Pre compression studies
Flow properties of all the formulation were evaluated and the results are shown in (Tables 5-11 and Figure 3,4) solid dispersion technique.
| S. No. | Ingredient | F1 | F2 | F3 | F4 | F5 |
|---|---|---|---|---|---|---|
| 1 | Nebivolol | 5 | 5 | 5 | 5 | 5 |
| 2 | PEG 6000 | 10 | 10 | 10 | 10 | 10 |
| 3 | MCC | 228 | - | - | 113.8 | - |
| 4 | Lactose | - | 228 | - | - | 113.8 |
| 5 | Dicalcium Phosphate | - | - | 228 | 115.8 | 113.8 |
| 6 | Sodium Starch Glycolate |
2.5 | 2.5 | 2.5 | 2.5 | 2.5 |
| 7 | Magnesium Stearate | 2.5 | 2.5 | 2.5 | 2.5 | 2.5 |
| 8 | Talc | 2.5 | 2.5 | 2.5 | 2.5 | 2.5 |
| Total | 250 | 250 | 250 | 250 | 250 | |
Table 5: Formulation of Tablet
| S. No. | Solid Dispersion System | Ratio | % drug content |
|---|---|---|---|
| 1 | Nebivolol: PEG 6000 | 01:01 | 72 |
| 2 | Nebivolol: PEG 6000 | 01:02 | 99 |
| 3 | Nebivolol: PEG 6000 | 01:03 | 75 |
| 4 | Nebivolol: PEG 6000 | 01:04 | 85 |
| 5 | Nebivolol: PEG 6000 | 01:05 | 90 |
Table 6: Evaluation of physical mixture method
| S. No. | Solid dispersion system | Ratio | % drug content |
|---|---|---|---|
| 1 | Nebivolol PVP K30 | 01:01 | 73 |
| 2 | Nebivolol PVP K30 | 01:02 | 98 |
| 3 | Nebivolol PVP K30 | 1;3 | 74 |
Table 7: Evaluation of kneading method
| S. No | Concentration | Absorbance |
|---|---|---|
| 1 | 0.5 | 0.095 |
| 2 | 1 | 0.185 |
| 3 | 1.5 | 0.279 |
| 4 | 2 | 0.366 |
| 5 | 2.5 | 0.46 |
Table 8: Standardization of calibration curve
| Formulation | Angle of response (Ø) | Carr’s index (%) | Hausner’s ratio |
|---|---|---|---|
| F1 | 24.65 | 12.16 | 1.13 |
| F2 | 25.3 | 14.11 | 1.15 |
| F3 | 28.45 | 12.21 | 1.14 |
| F4 | 24.24 | 11.15 | 1.12 |
| F5 | 25.64 | 13.13 | 1.18 |
Table 9: Pre compression evaluation of nebivolol hydrochloride solid dispersion formulations.

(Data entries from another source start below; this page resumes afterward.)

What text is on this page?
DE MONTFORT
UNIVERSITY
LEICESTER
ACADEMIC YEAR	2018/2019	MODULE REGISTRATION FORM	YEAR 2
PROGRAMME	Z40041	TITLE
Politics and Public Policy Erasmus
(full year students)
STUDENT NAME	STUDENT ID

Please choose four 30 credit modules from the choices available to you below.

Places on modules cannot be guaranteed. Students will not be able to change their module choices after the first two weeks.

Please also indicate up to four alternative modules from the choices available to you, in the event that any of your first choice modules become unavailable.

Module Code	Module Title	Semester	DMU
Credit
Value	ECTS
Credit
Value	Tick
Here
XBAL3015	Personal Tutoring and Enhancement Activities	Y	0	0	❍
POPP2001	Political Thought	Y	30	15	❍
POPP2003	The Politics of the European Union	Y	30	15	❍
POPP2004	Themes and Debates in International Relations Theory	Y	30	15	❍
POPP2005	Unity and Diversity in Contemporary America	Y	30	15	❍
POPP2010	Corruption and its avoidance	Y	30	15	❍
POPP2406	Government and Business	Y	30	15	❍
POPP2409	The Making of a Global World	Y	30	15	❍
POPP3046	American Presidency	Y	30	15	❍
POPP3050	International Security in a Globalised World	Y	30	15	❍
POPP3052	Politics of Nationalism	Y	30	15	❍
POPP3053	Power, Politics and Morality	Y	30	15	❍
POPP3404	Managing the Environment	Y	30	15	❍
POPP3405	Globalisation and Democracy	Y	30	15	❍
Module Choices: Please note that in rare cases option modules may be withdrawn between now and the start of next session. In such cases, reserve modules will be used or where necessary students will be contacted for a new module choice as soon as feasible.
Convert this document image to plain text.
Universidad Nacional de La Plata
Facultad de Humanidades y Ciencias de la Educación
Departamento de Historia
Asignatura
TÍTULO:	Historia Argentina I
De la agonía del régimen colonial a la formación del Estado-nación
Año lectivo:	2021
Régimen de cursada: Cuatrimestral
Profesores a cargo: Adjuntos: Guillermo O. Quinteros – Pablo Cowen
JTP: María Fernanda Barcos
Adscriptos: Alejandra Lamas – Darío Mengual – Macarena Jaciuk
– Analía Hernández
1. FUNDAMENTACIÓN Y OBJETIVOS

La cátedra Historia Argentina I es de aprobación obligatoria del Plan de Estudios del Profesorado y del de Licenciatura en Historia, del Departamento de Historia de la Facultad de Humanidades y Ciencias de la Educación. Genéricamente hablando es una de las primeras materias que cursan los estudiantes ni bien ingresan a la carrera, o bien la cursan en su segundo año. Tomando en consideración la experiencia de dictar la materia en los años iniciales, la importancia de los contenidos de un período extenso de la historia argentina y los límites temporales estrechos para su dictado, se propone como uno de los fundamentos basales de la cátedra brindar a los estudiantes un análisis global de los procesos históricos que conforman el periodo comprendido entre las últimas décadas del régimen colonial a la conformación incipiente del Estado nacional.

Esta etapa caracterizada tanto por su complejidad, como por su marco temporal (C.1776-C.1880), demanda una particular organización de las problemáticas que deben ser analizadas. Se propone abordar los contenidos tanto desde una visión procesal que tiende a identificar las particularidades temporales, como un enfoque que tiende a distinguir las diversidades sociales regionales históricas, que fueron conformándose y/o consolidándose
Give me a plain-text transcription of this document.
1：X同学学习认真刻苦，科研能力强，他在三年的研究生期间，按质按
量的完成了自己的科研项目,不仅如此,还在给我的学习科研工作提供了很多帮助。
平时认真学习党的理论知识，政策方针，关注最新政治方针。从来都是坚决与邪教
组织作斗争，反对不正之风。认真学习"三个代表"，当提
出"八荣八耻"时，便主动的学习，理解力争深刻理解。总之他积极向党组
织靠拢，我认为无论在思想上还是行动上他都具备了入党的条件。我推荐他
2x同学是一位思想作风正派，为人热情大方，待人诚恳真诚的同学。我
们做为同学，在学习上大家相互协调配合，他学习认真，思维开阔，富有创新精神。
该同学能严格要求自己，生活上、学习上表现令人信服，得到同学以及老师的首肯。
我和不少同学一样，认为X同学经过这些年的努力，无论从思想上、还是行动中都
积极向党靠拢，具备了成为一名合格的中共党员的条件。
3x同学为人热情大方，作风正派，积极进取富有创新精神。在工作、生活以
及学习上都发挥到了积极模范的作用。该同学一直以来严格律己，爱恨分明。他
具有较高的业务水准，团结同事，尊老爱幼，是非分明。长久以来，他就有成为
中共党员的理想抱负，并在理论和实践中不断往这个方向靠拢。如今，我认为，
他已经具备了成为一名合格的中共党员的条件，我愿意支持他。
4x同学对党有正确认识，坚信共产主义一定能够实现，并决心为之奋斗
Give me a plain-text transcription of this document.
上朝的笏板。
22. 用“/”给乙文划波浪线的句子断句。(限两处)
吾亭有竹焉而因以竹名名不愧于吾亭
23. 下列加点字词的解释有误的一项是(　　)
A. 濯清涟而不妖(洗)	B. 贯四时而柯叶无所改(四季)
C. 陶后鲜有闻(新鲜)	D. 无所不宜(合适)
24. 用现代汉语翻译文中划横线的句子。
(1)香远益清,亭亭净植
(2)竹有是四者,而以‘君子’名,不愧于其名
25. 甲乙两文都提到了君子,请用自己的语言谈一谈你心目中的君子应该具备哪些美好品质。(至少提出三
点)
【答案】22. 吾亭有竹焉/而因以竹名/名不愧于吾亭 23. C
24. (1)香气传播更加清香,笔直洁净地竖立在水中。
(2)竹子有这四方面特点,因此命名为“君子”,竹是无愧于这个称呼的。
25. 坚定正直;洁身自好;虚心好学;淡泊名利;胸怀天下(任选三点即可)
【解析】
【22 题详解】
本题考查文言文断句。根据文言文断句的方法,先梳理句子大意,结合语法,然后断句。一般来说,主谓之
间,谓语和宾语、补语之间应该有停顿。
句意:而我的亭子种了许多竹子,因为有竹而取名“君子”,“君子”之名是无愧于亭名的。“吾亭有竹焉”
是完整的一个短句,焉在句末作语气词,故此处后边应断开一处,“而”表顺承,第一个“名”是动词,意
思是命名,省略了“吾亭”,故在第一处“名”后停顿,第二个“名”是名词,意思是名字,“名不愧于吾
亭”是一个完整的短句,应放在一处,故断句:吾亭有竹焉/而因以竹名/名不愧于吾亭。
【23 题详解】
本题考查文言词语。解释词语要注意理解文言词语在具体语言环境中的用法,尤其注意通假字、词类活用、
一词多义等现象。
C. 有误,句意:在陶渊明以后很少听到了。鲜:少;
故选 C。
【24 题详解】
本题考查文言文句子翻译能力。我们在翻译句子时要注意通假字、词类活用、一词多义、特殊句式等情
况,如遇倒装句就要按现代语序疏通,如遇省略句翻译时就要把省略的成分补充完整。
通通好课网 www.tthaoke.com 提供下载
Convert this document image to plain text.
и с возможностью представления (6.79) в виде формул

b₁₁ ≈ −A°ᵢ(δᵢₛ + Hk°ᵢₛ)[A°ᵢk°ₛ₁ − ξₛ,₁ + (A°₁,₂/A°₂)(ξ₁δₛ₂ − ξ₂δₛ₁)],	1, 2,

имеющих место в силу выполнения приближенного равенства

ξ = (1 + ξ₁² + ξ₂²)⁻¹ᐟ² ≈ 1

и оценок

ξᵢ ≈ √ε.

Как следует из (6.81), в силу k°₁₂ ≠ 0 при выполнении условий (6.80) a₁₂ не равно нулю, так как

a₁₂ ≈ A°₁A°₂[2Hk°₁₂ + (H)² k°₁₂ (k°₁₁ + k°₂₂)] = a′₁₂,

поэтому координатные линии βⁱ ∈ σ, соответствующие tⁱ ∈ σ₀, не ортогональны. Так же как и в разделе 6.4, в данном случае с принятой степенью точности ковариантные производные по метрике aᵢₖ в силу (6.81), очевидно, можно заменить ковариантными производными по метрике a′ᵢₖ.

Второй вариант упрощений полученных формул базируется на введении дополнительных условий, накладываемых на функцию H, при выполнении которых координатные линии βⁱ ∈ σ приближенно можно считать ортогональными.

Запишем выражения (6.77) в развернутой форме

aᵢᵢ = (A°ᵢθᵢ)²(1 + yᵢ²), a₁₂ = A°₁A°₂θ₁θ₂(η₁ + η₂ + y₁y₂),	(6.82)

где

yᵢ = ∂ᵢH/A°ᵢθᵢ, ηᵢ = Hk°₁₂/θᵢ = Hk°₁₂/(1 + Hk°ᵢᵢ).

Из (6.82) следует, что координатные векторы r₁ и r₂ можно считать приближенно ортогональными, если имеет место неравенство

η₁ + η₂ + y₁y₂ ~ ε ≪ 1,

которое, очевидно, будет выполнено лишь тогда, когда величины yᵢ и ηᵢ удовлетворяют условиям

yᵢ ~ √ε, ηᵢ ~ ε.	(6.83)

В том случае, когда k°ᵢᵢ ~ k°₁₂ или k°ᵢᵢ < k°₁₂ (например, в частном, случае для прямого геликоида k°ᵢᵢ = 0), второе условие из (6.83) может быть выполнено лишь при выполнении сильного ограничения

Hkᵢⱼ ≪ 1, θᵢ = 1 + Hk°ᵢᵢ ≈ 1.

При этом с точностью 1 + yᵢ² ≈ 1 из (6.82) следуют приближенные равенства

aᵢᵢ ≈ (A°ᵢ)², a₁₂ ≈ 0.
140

| Formulation | % drug release (5min) | %drug release (10min) | %drug release (15min) | %drug release (20min) | %drug release (25min) | %drug release (30min) | %drug Release (35 min) | %drug release (40min) |
|---|---|---|---|---|---|---|---|---|
| F1 | 7.04 | 19.01 | 33.24 | 48.3 | 65.32 | 80.42 | 89.9 | 92.21 |
| F2 | 8.12 | 19.32 | 33.22 | 41.44 | 66.28 | 82.64 | 91.47 | 97.01 |
| F3 | 8.42 | 19.23 | 33.48 | 48.12 | 66.51 | 83.82 | 92.41 | 97.24 |
| F4 | 8.68 | 20.64 | 38.89 | 53.86 | 67.74 | 84.58 | 94.47 | 99.21 |
| F5 | 7.82 | 19.48 | 36.82 | 52.74 | 78.24 | 82.09 | 93.61 | 98.34 |
Table 10: In vitro release data of nebivolol solid dispersion formulation.
| Formulation | Hardness (kg/cm2) | Weight variation | Friability (%) | Assay (%) | DT( sec) | %DR (30min) |
|---|---|---|---|---|---|---|
| F1 | 3.5 | Pass | 0.77 | 94.23 | 255 | 54.76 |
| F2 | 4 | Pass | 1.78 | 92 | 240 | 58.43 |
| F3 | 3,5 | Pass | 0.78 | 93.5 | 130 | 60.23 |
| F4 | 4,5 | Pass | 0.7 | 95.82 | 264 | 100.04 |
| F5 | 3.5 | Pass | 1.2 | 95 | 131 | 64.88 |
Table 11: Result of post compression evaluation parameter
Figure 3: Standardization of calibration curve.
Figure 4: Percentage of drug release.
From the result, it was concluded that the dissolution rate of poorly soluble Nebivolol hydrochloride can be effectively enhanced by solid dispersion technique using PEG 6000(1:2). Due to increase solubility and dissolution this formulation may be helpful to achieve good bioavailability and better therapeutic activity to maintain and control blood pressure level for ion duration of action.